Surely, we can sym­pa­thize with Haslet-​​Davis’ point of view. The bombing one year ago today, in which the 33-​​year-​​old dance instructor lost her foot and hun­dreds more were injured or killed, was an unspeak­able crime, so much so that the names of those believed to have mas­ter­minded the attack should be unspeak­able. Of course, it is per­haps a stretch for Haslet-​​Davis to expect a news pro­gram, while com­mem­o­rating the anniver­sary of the hor­rific event, would not once iden­tify the sus­pected bombers by name. How­ever, the out­raged woman is absolutely right in terms of what the focus should be into the future.

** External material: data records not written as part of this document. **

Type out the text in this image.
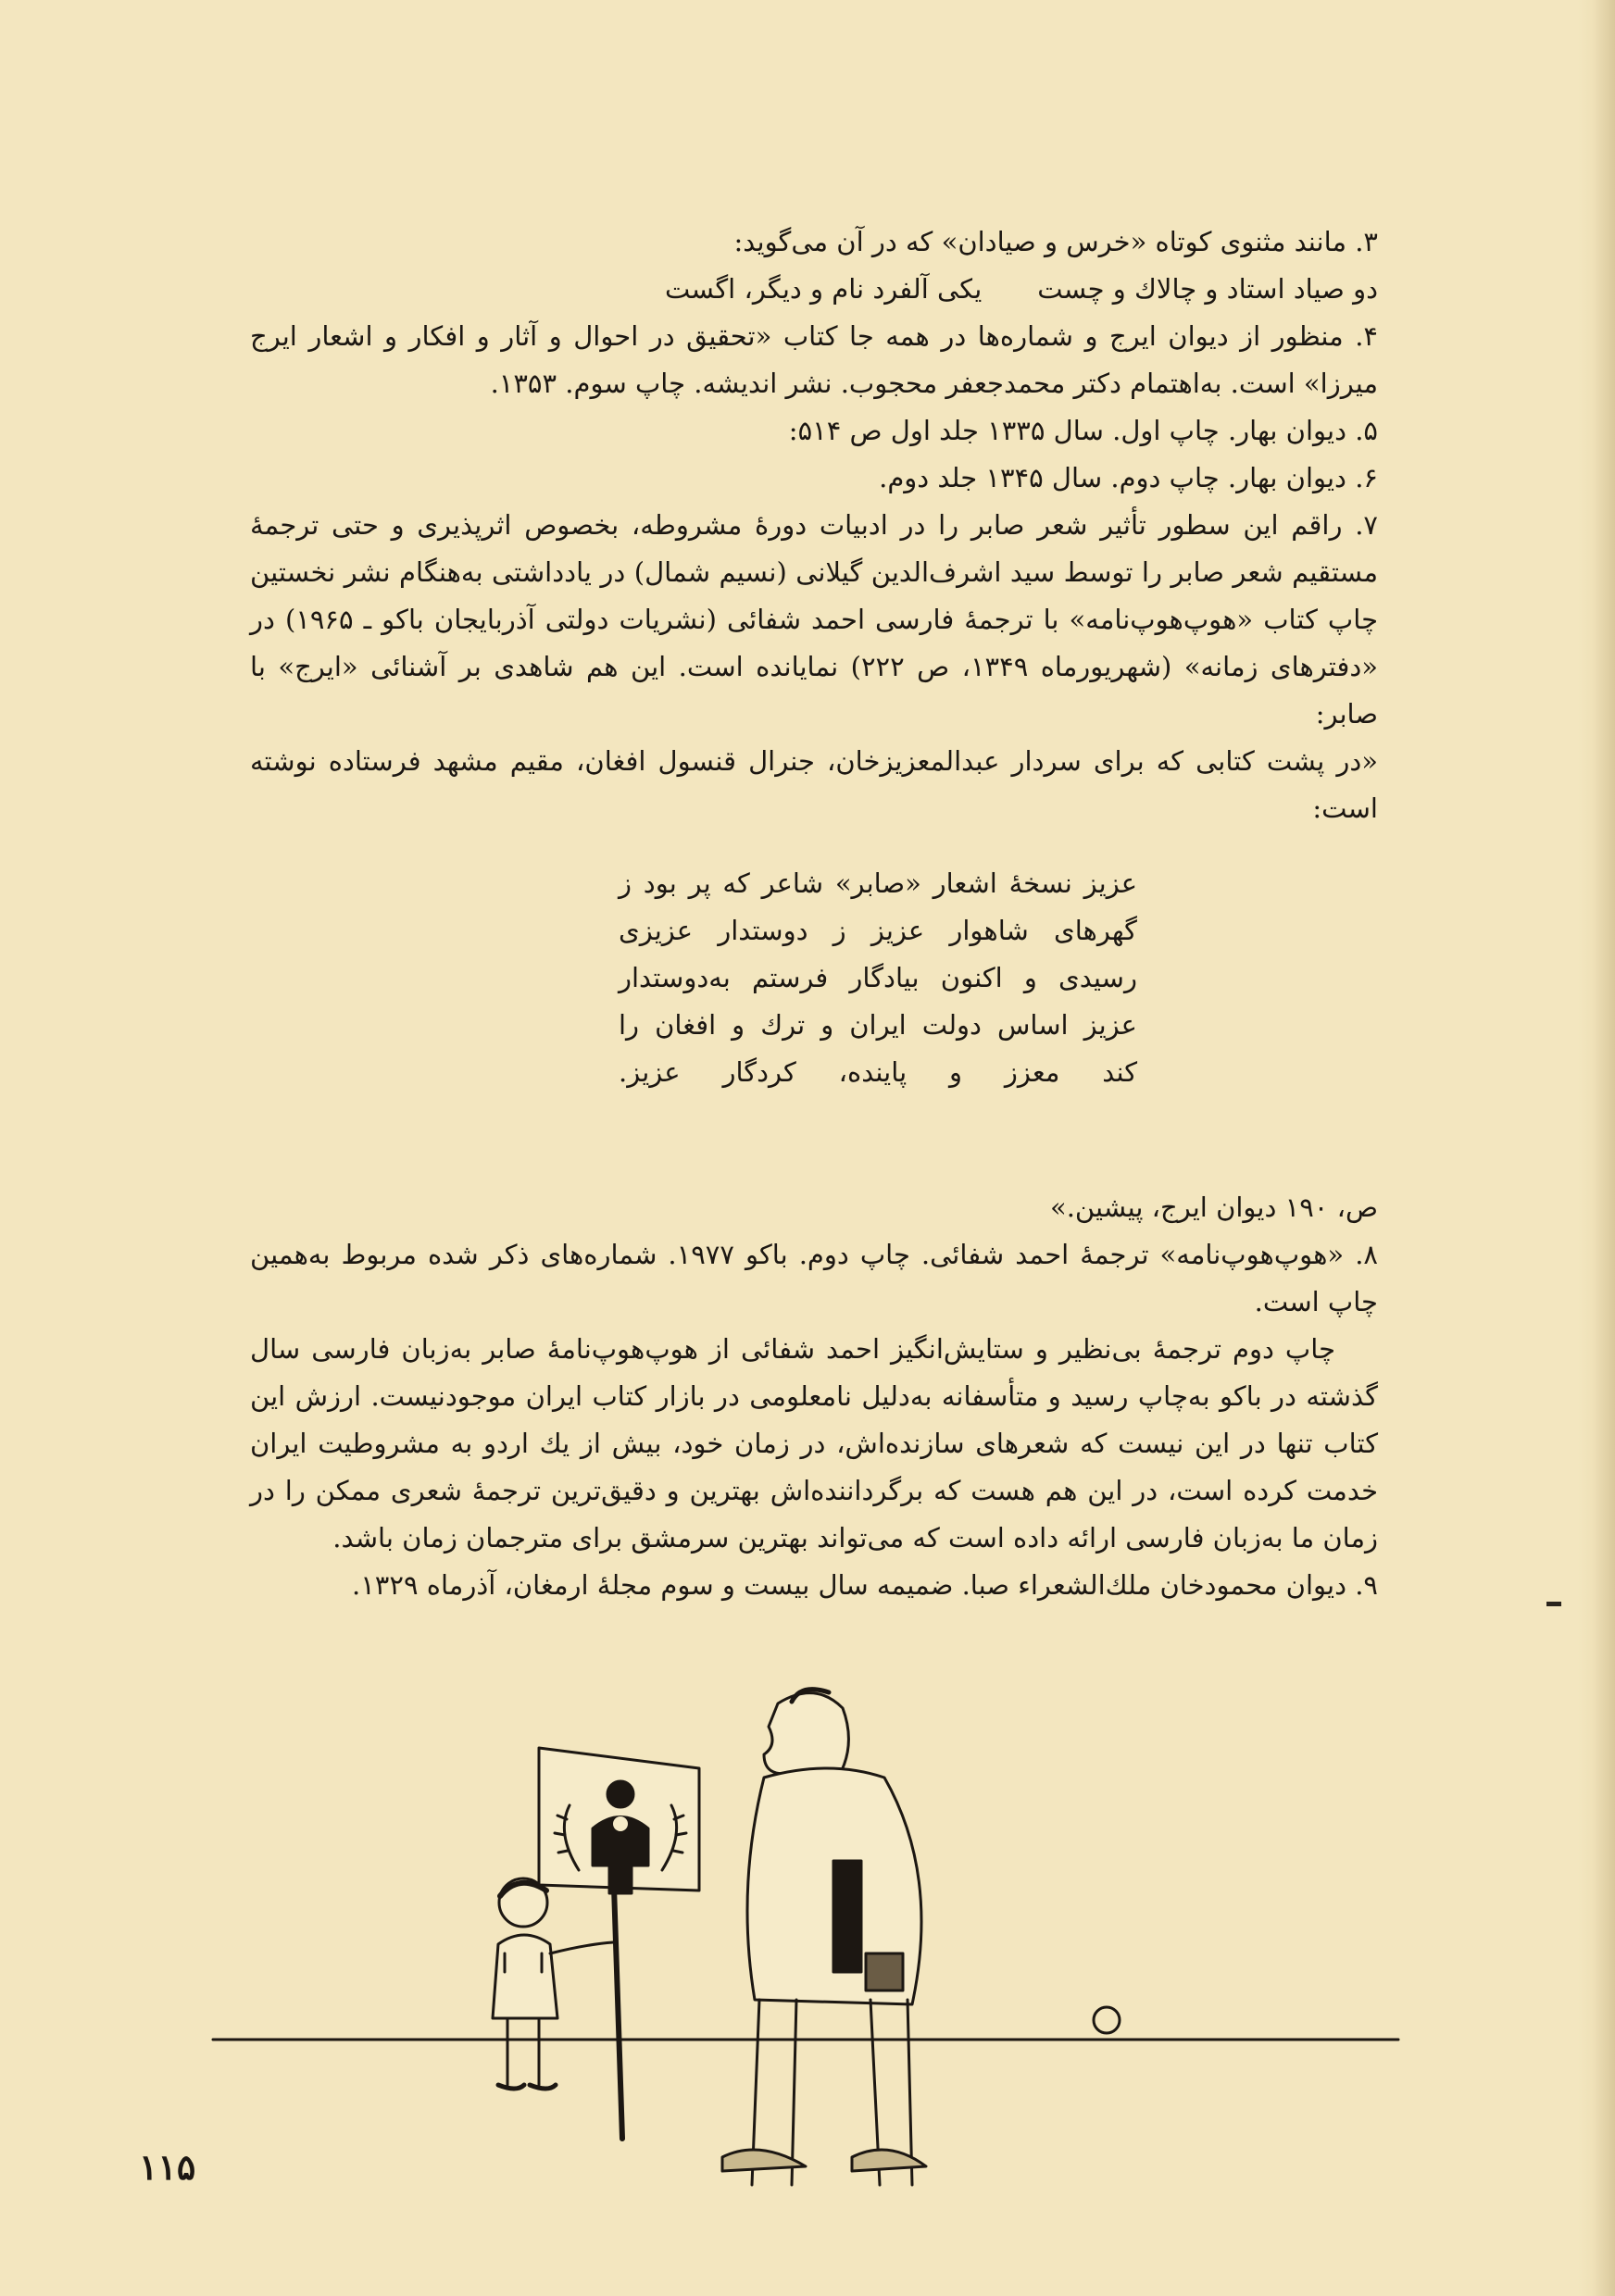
۳. مانند مثنوی کوتاه «خرس و صیادان» که در آن می‌گوید:

دو صیاد استاد و چالاك و چست
یکی آلفرد نام و دیگر، اگست

۴. منظور از دیوان ایرج و شماره‌ها در همه جا کتاب «تحقیق در احوال و آثار و افکار و اشعار ایرج میرزا» است. به‌اهتمام دکتر محمدجعفر محجوب. نشر اندیشه. چاپ سوم. ۱۳۵۳.

۵. دیوان بهار. چاپ اول. سال ۱۳۳۵ جلد اول ص ۵۱۴:

۶. دیوان بهار. چاپ دوم. سال ۱۳۴۵ جلد دوم.

۷. راقم این سطور تأثیر شعر صابر را در ادبیات دورهٔ مشروطه، بخصوص اثرپذیری و حتی ترجمهٔ مستقیم شعر صابر را توسط سید اشرف‌الدین گیلانی (نسیم شمال) در یادداشتی به‌هنگام نشر نخستین چاپ کتاب «هوپ‌هوپ‌نامه» با ترجمهٔ فارسی احمد شفائی (نشریات دولتی آذربایجان باکو ـ ۱۹۶۵) در «دفترهای زمانه» (شهریورماه ۱۳۴۹، ص ۲۲۲) نمایانده است. این هم شاهدی بر آشنائی «ایرج» با صابر:

«در پشت کتابی که برای سردار عبدالمعزیزخان، جنرال قنسول افغان، مقیم مشهد فرستاده نوشته است:

عزیز نسخهٔ اشعار «صابر» شاعر که پر بود ز
گهرهای شاهوار عزیز ز دوستدار عزیزی
رسیدی و اکنون بیادگار فرستم به‌دوستدار
عزیز اساس دولت ایران و ترك و افغان را
کند معزز و پاینده، کردگار عزیز.

ص، ۱۹۰ دیوان ایرج، پیشین.»

۸. «هوپ‌هوپ‌نامه» ترجمهٔ احمد شفائی. چاپ دوم. باکو ۱۹۷۷. شماره‌های ذکر شده مربوط به‌همین چاپ است.

چاپ دوم ترجمهٔ بی‌نظیر و ستایش‌انگیز احمد شفائی از هوپ‌هوپ‌نامهٔ صابر به‌زبان فارسی سال گذشته در باکو به‌چاپ رسید و متأسفانه به‌دلیل نامعلومی در بازار کتاب ایران موجودنیست. ارزش این کتاب تنها در این نیست که شعرهای سازنده‌اش، در زمان خود، بیش از یك اردو به مشروطیت ایران خدمت کرده است، در این هم هست که برگردانند‌ه‌اش بهترین و دقیق‌ترین ترجمهٔ شعری ممکن را در زمان ما به‌زبان فارسی ارائه داده است که می‌تواند بهترین سرمشق برای مترجمان زمان باشد.

۹. دیوان محمودخان ملك‌الشعراء صبا. ضمیمه سال بیست و سوم مجلهٔ ارمغان، آذرماه ۱۳۲۹.

۱۱۵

What­ever the extent to which NBC and other national out­lets choose to refer to the sus­pected ter­ror­ists, patently gra­tu­itous are the count­less pho­tographs and videos of the two explo­sions and their imme­diate after­math, high­lighting muti­lated limbs and terror-​​filled faces of stunned spec­ta­tors. In addi­tion to the graphic scenes of destruc­tion, on-​​camera inter­views asking folks to recall where they were, what they saw, and how they felt at 2:49p.m. last April 15 empha­size the wrong story, that of injury rather than recovery.